Apenas él le ofrecía su esencia, a ella se le desbordaban las ganas y ambos caían humedecidos en salvajes caricias, en jadeos dementes. Cada vez que él intentaba lamer sus volcanes, se enredaba en sus lastimeros gemidos y tenía que zambullirse de cara en su sexo, sintiendo cómo poco a poco sus otros labios, los de abajo, se separaban, se iban abriendo, latían, hasta quedar servidos como un plato de duraznos sobre el cual se ha dejado caer unas gotas de yogur. Y, sin embargo, era apenas el principio, porque en un momento ella recogía sus piernas, consintiendo que él aproximara suavemente su sexo. Apenas penetraba, algo como un corrientazo los electrizaba, los juntaba y los revolcaba; de pronto era el clítoris, esa diminuta carnosidad, la embocadura donde el orgasmo palpitaba, la que sobrehumedecida hacía un último espasmo y gritaba: ¡Llegué!

Ya bajano de la cresta del placer, se sentían agotados, perdidos y básicos. Les temblaba todo, les vencían las fuerzas. Pero un profundo sueño lo resolvía todo: la tibieza de las sábanas, el final de las caricias, casi crueles, porque, sin querer, parecía encenderlos de nuevo hasta el límite de sus ganas.

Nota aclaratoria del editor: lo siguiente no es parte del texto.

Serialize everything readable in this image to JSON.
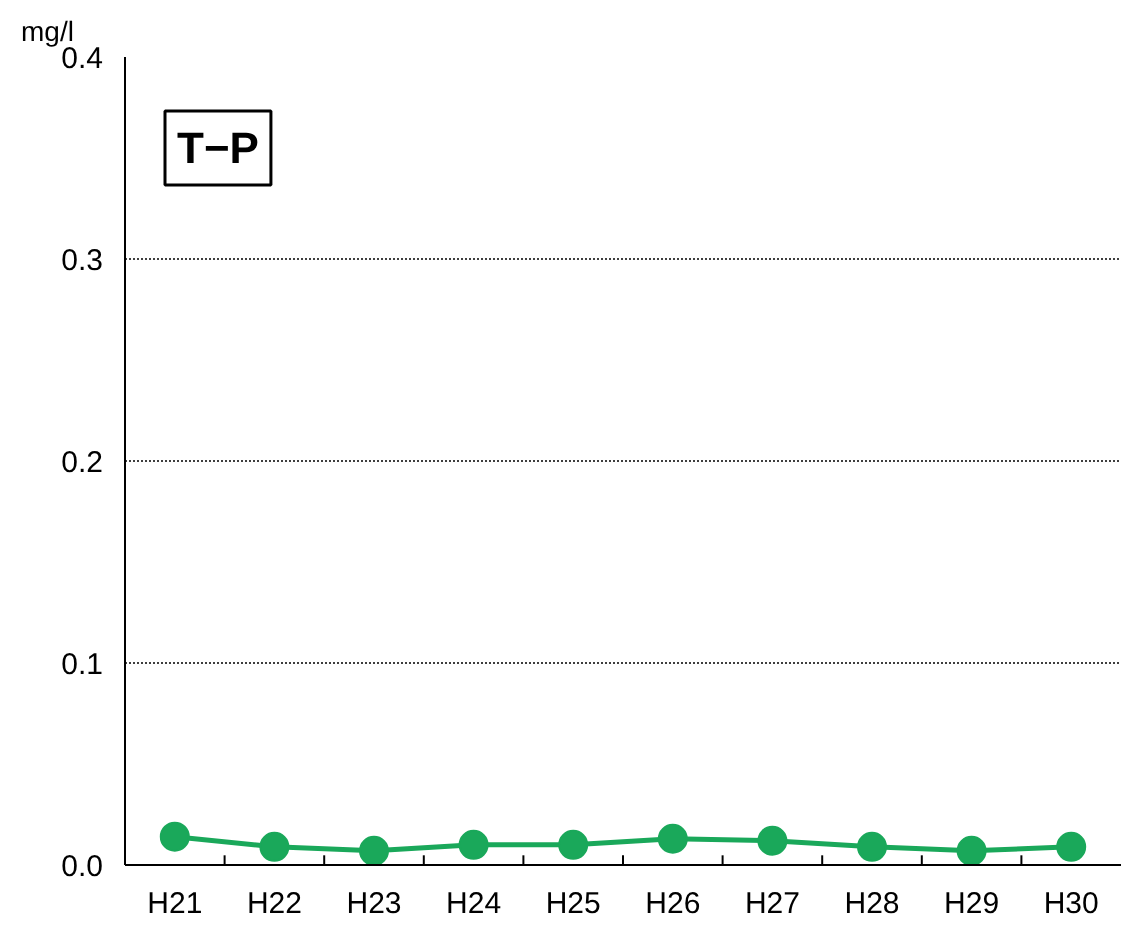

Esta es la versión oficial (capítulo 68)

«Apenas él le amalaba el noema, a ella se le agolpaba el clémiso y caían en hidromurias, en salvajes ambonios, en sustalos exasperantes. Cada vez que él procuraba relamar las incopelusas, se enredaba en un grimado quejumbroso y tenía que envulsionarse de cara al nóvalo, sintiendo cómo poco a poco las arnillas se espejunaban, se iban apeltronando, reduplimiendo, hasta quedar tendido como el trimalciato de ergomanina al que se le han dejado caer unas fílulas de cariaconcia. Y sin embargo era apenas el principio, porque en un momento dado ella se tordulaba los hurgalios, consintiendo en que él aproximara suavemente sus orfelunios. Apenas se entreplumaban, algo como un ulucordio los encrestoriaba, los extrayuxtaba y paramovía, de pronto era el clinón, la esterfurosa convulcante de las mátricas, la jadehollante embocapluvia del orgumio, los esproemios del merpasmo en una sobrehumítica agopausa ¡Evohé! ¡Evohé! Volposados en la cresta del murelio, se sentían balpamar, perlinos y márulos. Temblaba el troc, se vencían las marioplumas, y todo se resolviraba en un profundo pínice, en niolamas de argutendidas gasas, en carinias casi crueles que los ordopenaban hasta el límite de las gunfias».

No sé dónde estás ahora, ni con quién, sin embargo es para ti… porque “para vos la operación del amor es tan sencilla, te curarás antes que yo y eso que me querés como yo no te quiero”.